Chapter Thirteen
Pita
Resolve mixed with hope as I dressed to leave my room, preparing myself to find and throw myself at Azid putting all my cards on the table and stopping just short of the one thing I wanted more than anything: a marriage proposal. That had to come from him. It had to. A girl had to have some pride after all, and in my head I’d always seen the man of my dreams proposing to me. Not the other way around. And if by some miracle he did propose, then I wanted to be ready to receive it.
I took my time, soaking in a hot bath and rubbing every inch of my body with his favorite lavender lotion. I even left half of my braids down just for him. I put on my fanciest undergarments and a blue dress that I knew made my eyes sparkle and my complexion shine.

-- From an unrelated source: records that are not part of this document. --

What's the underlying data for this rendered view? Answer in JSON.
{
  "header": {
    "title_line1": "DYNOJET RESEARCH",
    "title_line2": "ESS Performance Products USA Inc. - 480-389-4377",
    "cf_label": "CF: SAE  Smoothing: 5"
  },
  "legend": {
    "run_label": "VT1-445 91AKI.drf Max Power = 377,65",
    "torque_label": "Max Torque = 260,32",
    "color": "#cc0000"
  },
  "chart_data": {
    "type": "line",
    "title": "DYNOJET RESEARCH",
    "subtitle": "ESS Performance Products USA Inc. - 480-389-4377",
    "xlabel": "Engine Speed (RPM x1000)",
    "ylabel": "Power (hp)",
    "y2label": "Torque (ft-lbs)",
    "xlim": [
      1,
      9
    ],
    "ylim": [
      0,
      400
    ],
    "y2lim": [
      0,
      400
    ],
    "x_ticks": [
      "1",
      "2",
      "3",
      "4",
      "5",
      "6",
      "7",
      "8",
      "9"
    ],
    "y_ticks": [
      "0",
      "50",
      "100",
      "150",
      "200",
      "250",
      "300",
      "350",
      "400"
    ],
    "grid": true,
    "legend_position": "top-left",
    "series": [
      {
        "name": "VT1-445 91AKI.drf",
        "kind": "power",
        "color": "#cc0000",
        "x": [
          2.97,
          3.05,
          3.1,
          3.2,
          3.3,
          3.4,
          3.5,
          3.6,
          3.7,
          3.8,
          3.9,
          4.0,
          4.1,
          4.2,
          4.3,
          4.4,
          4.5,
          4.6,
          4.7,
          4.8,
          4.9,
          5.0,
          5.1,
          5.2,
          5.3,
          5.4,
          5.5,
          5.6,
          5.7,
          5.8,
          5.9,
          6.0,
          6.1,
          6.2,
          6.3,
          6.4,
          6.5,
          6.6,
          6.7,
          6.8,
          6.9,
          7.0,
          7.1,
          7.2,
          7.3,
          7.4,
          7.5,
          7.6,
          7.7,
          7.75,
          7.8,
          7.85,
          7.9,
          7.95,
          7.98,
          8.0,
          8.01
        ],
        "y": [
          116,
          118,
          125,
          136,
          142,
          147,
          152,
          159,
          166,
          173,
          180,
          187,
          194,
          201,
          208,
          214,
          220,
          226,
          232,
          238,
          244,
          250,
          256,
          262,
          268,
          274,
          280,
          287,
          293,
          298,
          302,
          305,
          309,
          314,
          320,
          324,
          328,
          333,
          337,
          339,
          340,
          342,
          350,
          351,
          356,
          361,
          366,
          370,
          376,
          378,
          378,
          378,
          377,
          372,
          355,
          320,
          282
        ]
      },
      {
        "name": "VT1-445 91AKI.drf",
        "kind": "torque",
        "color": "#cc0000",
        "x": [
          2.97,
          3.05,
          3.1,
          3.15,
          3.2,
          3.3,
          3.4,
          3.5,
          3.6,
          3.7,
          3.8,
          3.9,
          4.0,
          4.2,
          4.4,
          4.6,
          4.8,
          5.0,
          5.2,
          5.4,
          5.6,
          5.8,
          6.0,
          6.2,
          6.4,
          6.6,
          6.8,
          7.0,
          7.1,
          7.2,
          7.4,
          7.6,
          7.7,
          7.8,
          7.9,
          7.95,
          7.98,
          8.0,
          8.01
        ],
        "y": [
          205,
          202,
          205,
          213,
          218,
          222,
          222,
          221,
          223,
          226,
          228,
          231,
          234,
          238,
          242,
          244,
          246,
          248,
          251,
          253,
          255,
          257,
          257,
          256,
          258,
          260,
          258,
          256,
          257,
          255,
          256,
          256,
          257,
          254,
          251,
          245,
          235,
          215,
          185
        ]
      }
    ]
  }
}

I painted my nails and toenails, and stuffed my feet into a pair of very pinchy heels. One spritz of very expensive perfume, and I was ready.
Steeling myself, I marched to the door and threw it open, only to find him standing there, shoulders slumped, hands in his pockets, looking awkward.
“We need to talk,” he said.
My stomach turned back into a roller coaster, flipping through several loops before I quickly got myself back under control.
“Shall we go for a walk?” I propositioned hopefully, still envisioning a grand, hearts- and-flowers, down-on-one-knee marriage proposal, maybe in the garden or courtyard.
Azid looked almost sick at the suggestion. “Unfortunately, the palace is still rocking from the rumors spread about by one spoiled little Dutch girl who can’t seem to handle the fact that the world, and my attention, does not revolve around her. Can we please just talk in here?”
I stepped aside to let him in and tried to ignore how hard my heart was pounding. The little modicum of control I thought I had on this situation felt as if it were already slipping through my fingers.
Azid closed the door behind him, and we walked silently to the middle of the sitting room, before turning to face each other with only a foot of space between us.
“I’m so sorry, Princess,” Azid began. “I should never have put you in this situation.”
“It takes two to tango, Azid.” And two to make a baby, I silently added, fighting the urge to place a protective hand on my stomach. “I’m just as responsible for what happened as you are.”
“I’m the Daddy,” he argued obtusely. “I’ve made a big deal of protecting you and taking care of you, and then when it really mattered, I put my own stupid desires and sexual needs high above my regard for your reputation and feelings.”
“I could have said no. You would have stopped if I’d meant it. But I was enjoying myself,” I confessed. “I always enjoy myself with you. You awaken something in me I never knew existed, and yes, I lose my head a little, but that’s on me, not you. Despite your many whispered nothings that claim otherwise, I’m a big girl. And I have to take ownership for the fact that my actions have consequences.”
“My actions,” he insisted. “Your consequences. It’s not fair.”
“Are we really going to sit here arguing back and forth about who is more responsible for what, and who should have done what to stop it?” I demanded, fists knuckling onto my hips. The conversation between us had only just started and already it was derailing far away from where I’d hoped it would go.
“You’re right,” Azid conceded. “It won’t change anything, and it’s not why I came up here anyway.”
“Good. I think we should get married,” I said just as Azid said, “We need to stop what we’re doing.”